Is this an optimization the compiler could do?

Not really, because it needs to preserve a separate Birthday subobject: someone could take the address of the birthday member and pass it around.

While it could work here, because we’re just stuffing things into padding bytes; in general optimal layout might require splitting an existing subobject into two different parts or shuffling the members around differently. Then there simply exists no contiguous sequence of bytes that make up the member, so there no pointer to it can exist.

However, we could imagine member variables where you can’t take the address, signified by a lack of var:

class Person
{
    birthday : Birthday;
    number_of_children : i8;
}

Now the compiler is free to change the layout, inline struct members and shuffle them around. Note that taking the address of birthday.month (and the other members) is still fine: it’s been declared with var and its stored contiguously in memory – just not necessarily next to year and day. var and non-var members can be freely mixed.
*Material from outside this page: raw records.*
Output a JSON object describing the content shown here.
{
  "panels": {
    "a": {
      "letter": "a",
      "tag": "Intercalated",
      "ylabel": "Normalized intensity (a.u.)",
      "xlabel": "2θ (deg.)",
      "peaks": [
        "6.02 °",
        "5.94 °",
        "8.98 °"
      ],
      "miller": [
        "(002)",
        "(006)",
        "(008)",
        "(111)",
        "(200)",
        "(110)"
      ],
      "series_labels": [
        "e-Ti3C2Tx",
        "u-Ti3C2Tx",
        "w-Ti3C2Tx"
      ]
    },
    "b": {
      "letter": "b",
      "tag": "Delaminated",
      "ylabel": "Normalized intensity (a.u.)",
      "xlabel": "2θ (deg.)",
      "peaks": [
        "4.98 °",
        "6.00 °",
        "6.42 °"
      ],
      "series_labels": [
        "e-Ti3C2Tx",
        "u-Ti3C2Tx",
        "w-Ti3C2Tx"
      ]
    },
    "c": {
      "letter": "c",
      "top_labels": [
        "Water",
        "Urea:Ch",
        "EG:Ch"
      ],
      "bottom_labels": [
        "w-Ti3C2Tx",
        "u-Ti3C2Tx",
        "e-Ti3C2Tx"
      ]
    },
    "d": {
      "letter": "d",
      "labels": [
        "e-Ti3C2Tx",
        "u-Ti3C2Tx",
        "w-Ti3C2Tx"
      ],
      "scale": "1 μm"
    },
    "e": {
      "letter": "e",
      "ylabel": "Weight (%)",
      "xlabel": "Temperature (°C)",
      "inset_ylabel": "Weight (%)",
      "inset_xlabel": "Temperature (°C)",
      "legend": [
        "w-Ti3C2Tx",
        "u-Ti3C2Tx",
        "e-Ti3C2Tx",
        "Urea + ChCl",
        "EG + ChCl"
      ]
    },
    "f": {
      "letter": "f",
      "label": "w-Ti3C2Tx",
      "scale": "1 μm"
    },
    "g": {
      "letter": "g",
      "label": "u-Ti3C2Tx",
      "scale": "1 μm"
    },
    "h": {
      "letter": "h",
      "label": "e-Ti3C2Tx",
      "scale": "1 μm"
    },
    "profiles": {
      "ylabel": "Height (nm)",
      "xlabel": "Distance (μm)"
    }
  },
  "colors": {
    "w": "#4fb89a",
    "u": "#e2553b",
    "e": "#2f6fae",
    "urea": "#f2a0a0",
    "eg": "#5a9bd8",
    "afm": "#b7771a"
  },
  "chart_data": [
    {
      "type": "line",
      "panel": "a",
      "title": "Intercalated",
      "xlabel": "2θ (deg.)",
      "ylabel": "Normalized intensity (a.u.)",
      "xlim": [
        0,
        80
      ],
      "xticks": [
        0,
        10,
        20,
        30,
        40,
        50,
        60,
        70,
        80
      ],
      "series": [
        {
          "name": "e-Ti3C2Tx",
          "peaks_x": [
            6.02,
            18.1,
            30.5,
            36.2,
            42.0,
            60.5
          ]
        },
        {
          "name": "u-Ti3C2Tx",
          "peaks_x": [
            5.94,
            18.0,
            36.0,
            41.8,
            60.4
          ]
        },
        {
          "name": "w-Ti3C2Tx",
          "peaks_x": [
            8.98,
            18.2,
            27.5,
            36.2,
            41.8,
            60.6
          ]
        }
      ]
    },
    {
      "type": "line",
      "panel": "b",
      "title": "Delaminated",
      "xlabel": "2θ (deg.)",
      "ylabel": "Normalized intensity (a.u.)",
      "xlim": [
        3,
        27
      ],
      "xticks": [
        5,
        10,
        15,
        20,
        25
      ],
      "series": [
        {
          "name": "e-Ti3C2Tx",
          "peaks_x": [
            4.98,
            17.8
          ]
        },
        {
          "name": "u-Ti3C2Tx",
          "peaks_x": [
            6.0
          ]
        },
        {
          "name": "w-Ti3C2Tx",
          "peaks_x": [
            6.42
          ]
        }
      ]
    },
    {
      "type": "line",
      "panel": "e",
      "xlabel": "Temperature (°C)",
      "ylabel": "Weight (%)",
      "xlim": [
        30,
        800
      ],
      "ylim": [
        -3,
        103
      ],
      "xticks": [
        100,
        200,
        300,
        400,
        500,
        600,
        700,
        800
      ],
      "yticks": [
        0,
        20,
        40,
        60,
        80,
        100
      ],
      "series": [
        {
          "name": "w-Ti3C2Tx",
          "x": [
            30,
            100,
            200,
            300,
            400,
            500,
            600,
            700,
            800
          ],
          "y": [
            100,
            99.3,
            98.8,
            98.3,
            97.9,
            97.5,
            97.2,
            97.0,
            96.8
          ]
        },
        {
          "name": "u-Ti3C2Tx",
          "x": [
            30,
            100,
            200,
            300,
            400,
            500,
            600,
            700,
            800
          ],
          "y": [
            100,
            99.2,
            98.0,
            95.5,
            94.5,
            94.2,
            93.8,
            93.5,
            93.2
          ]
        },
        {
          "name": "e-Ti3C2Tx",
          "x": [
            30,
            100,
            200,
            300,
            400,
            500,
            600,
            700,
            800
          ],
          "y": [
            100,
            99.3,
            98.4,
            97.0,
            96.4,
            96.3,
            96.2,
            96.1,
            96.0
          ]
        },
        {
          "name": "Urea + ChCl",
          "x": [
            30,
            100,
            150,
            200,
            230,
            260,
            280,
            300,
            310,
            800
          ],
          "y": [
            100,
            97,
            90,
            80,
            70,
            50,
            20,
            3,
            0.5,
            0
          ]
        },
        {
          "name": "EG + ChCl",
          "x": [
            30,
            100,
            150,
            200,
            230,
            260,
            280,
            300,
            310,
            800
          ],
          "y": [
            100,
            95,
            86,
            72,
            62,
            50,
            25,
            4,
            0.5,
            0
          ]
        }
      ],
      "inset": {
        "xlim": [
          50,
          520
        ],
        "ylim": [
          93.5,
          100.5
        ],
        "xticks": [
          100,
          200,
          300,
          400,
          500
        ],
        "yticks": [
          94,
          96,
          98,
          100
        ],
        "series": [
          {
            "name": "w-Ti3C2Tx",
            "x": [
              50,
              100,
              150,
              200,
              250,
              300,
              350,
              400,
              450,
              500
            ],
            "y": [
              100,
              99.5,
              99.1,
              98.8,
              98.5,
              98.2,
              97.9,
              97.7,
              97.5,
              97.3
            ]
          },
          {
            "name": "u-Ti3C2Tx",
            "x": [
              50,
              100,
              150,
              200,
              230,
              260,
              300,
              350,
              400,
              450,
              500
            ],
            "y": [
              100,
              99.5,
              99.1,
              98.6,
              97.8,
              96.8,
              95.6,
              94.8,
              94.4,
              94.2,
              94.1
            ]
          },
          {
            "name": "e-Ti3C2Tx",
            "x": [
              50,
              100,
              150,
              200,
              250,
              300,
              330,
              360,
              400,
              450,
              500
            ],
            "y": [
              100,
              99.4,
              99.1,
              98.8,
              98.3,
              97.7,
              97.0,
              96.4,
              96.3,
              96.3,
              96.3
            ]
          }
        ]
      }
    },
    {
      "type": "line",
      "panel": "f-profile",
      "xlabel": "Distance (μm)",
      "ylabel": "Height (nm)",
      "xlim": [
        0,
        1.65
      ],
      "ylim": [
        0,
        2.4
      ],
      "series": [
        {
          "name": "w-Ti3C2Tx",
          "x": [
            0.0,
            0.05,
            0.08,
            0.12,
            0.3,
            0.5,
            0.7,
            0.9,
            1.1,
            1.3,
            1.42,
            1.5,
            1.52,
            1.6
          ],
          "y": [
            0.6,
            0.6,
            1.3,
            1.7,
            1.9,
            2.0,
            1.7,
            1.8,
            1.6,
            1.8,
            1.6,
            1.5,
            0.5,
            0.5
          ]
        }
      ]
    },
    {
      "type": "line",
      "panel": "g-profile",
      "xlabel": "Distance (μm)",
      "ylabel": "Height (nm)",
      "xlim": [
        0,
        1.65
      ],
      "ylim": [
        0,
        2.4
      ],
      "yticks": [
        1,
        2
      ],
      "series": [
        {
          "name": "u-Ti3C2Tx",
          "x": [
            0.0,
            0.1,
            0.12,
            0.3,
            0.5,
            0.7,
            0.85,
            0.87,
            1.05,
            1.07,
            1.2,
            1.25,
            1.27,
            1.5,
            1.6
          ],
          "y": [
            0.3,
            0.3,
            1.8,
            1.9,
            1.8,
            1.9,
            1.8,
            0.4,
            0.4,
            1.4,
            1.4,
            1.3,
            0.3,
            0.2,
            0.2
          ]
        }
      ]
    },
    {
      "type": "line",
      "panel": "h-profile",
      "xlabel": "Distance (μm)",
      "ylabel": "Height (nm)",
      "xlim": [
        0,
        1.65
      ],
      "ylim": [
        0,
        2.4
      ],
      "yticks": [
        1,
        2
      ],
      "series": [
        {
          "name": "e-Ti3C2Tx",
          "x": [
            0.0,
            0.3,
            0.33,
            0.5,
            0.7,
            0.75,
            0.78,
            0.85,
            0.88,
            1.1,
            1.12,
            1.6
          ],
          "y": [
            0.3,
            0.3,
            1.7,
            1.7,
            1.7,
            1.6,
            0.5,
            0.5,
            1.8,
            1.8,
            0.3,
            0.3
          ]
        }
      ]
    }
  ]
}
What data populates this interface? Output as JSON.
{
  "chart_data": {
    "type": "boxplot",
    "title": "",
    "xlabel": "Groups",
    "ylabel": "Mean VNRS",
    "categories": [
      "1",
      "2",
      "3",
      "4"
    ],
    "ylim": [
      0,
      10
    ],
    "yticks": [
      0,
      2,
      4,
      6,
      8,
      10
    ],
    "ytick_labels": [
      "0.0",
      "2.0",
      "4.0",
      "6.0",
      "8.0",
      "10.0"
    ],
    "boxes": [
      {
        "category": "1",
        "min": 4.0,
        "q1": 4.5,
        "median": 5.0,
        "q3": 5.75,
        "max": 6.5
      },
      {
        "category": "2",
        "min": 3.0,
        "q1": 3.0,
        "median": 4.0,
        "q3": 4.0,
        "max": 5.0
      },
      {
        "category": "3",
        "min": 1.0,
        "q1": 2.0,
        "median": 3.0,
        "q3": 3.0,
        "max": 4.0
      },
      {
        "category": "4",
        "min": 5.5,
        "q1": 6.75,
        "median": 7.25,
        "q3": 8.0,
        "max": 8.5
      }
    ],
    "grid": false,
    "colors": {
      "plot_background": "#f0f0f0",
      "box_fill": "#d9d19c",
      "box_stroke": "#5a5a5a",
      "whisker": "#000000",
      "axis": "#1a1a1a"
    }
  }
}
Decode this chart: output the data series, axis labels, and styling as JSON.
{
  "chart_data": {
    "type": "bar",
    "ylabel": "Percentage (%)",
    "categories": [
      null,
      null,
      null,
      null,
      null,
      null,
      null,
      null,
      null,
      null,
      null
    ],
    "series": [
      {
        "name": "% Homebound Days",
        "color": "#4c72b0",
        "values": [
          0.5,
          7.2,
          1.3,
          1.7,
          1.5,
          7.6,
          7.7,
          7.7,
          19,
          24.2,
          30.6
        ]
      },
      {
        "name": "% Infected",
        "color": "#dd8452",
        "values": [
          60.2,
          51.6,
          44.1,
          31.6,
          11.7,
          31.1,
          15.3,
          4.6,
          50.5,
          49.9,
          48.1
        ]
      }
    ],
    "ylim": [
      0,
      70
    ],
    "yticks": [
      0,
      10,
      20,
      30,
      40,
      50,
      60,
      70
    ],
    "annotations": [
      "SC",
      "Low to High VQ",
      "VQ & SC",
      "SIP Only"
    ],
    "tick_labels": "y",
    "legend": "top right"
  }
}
Similarly, an optimization that transforms Array of Structs to Struct of Arrays is also invalid, as in the first layout you have each individual struct in one contiguous chunk of memory that have an address, but in the second the struct members have been split. If you have an array where you can’t take the address of elements however, this isn’t something you can observe.

Finally, extending it to local variables essentially enables the register keyword from C: local variables without an address that can safely live in registers. While it isn’t necessary for modern optimizers, it’s still less work if the compiler doesn’t need to consider them during escape analysis at all. More importantly, it documents intent to the reader.

Conclusion

Creating entities whose address can’t be taken is a simple feature with lots of potential. It enables many optimizations to change layout, as layout can’t be observed, it simplifies escape analysis and optimizes parameter passing.

It’s also not really a limitation in many cases: how often do you actually need to take the address of something? Marking those few situations with an extra keyword doesn’t cost you anything.

I really wish C++ had it as well, but it wouldn’t work with functions that take references, which makes them useless unless the language was designed around it from the start.

This is exactly where Carbon comes in.